Rob Maloney: From Past to Progress in Hemophilia Care in the Dominican Republic
Rob Maloney, Chief Executive Officer of Hemophilia of Georgia, shared on LinkedIn:
”Recently I sat in a room in the Dominican Republic with men living with hemophilia.
Most were in their thirties and forties.
You could see the disease on their bodies.
- Joints that had stiffened.
- Knees that didn’t fully straighten.
- Movement that carried the memory of years without the right preventive treatment.
For a moment, it felt like stepping into the past.
Because forty years ago, this is what hemophilia looked like in the United States.
Before modern therapies.
Before coordinated care.
Before a community learned how to build systems around rare disease.
That’s what struck me most about the trip.
The challenges weren’t unfamiliar.
They were familiar in a way that felt almost historical.
Through a partnership with the World Federation of Hemophilia, Hemophilia of Georgia has begun working alongside patient organizations, hospitals and clinicians in the Dominican Republic to help strengthen their national program.
Some of that work is technical.
Sharing treatment protocols.
Helping clinics coordinate better across regions.
Advocating for therapies that extend beyond childhood into adulthood.
But a lot of the work is simply learning together.
Healthcare systems look different across countries.
Resources look different.
Cultures look different.
And yet the core questions remain the same.
- How do you help families understand the disease?
- How do you support physicians who may only see a handful of patients a year?
- How do you make sure people living far from major hospitals still receive the care they need?
Those are not Dominican questions.
They’re human ones.
One of the most important lessons for me was this: international partnerships should never feel like charity.
They should feel like collaboration.
Because every system has something to teach.

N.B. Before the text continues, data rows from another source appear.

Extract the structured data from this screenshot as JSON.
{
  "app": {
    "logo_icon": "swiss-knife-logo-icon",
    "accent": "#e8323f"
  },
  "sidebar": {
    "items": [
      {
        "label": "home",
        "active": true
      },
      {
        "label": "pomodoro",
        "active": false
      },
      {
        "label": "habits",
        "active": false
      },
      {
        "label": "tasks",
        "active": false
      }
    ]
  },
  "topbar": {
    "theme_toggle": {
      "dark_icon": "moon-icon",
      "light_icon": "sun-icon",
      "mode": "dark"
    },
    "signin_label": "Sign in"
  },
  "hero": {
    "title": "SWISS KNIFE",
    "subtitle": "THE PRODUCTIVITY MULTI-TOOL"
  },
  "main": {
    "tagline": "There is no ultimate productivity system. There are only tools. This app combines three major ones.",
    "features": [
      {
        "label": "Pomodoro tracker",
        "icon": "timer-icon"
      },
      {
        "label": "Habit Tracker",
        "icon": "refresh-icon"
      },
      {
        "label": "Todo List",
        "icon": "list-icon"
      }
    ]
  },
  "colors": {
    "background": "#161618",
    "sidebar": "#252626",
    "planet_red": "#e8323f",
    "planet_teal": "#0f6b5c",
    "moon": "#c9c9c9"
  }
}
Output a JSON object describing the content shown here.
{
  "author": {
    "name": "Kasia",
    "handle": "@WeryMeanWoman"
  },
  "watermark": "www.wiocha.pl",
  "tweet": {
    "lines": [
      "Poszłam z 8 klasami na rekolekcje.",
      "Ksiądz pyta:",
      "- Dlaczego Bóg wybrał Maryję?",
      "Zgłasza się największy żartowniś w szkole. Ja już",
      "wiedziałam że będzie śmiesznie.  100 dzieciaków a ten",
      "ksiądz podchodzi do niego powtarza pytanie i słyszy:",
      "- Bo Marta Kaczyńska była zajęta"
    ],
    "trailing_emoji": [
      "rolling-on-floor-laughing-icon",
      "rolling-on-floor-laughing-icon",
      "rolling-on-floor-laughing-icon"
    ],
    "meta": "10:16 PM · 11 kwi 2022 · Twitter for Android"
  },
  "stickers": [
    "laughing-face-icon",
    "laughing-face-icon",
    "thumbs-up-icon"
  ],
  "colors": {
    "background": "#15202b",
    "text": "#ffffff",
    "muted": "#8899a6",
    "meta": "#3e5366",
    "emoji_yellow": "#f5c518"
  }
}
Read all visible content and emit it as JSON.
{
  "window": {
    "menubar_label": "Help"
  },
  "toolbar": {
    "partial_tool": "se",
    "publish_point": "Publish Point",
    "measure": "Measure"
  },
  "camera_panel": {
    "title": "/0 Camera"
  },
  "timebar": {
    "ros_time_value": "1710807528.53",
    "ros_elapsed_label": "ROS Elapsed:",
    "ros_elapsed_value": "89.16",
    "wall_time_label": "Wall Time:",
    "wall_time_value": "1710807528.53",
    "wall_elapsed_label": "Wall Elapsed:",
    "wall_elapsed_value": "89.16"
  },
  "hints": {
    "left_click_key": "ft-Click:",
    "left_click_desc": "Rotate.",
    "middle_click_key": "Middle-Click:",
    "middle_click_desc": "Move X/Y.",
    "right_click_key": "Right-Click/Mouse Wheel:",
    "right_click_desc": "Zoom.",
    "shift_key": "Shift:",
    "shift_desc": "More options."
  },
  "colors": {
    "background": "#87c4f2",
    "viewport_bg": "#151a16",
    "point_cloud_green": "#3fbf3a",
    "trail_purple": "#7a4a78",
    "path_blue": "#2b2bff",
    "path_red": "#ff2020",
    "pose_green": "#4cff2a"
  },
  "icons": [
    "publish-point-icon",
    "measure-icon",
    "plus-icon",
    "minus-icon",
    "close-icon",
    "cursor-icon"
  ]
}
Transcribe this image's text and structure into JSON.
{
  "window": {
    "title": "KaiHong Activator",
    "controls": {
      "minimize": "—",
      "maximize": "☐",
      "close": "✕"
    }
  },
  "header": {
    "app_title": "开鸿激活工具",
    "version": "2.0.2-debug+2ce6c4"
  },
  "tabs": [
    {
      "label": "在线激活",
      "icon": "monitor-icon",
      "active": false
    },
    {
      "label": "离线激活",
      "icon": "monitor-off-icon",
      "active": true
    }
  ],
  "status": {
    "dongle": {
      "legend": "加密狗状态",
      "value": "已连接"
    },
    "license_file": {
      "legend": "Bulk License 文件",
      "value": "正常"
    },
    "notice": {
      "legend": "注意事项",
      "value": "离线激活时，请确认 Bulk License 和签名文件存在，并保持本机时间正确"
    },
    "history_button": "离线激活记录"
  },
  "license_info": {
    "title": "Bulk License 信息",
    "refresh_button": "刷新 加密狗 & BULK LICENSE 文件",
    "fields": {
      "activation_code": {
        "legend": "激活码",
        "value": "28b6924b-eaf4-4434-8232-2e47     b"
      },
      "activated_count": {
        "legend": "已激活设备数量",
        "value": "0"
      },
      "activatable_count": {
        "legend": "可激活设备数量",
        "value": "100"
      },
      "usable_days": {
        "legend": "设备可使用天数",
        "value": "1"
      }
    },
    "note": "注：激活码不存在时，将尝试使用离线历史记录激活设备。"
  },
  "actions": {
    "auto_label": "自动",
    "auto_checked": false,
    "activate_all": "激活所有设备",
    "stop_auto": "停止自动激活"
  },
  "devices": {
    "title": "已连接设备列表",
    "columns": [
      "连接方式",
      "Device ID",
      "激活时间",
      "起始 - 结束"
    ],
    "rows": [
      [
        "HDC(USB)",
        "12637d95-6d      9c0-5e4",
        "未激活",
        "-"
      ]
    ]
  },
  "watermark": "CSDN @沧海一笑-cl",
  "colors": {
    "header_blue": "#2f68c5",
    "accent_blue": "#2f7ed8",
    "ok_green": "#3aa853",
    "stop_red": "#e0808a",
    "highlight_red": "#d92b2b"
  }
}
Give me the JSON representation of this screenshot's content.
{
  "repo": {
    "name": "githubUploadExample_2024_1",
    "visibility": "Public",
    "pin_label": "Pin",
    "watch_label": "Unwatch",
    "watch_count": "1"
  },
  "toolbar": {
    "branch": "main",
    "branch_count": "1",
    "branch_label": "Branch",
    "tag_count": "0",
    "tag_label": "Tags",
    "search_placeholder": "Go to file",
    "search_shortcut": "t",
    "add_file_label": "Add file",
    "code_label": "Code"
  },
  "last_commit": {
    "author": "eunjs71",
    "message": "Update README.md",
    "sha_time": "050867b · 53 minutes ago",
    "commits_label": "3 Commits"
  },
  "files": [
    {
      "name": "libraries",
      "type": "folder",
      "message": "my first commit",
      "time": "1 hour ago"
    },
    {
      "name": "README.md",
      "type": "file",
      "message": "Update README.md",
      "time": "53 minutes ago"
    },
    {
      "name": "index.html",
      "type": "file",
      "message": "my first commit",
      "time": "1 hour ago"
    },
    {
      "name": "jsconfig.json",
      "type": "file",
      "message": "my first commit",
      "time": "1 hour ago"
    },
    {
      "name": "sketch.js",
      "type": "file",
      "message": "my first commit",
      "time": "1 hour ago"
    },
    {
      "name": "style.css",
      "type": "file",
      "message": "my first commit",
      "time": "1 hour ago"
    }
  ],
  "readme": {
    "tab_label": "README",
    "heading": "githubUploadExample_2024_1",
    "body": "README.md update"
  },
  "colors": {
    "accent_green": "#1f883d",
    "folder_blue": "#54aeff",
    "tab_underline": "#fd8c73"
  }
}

In the Dominican Republic, we saw extraordinary family networks and a culture of care that is deeply relational.
There are things about how communities support each other there that many of us in American healthcare could learn from.
So yes, we will share what we know.
- Strategic planning.
- Treatment protocols.
- Lessons learned the hard way.
But we’ll also listen.
Because improving care for rare diseases isn’t about exporting expertise.
It’s about building relationships that allow knowledge to move in both directions.
The hope is simple.
That one day, when someone sits in a room in the Dominican Republic with a group of hemophilia patients, the disease won’t be written on their joints anymore.
And that the work we are doing together today helped make that future possible.”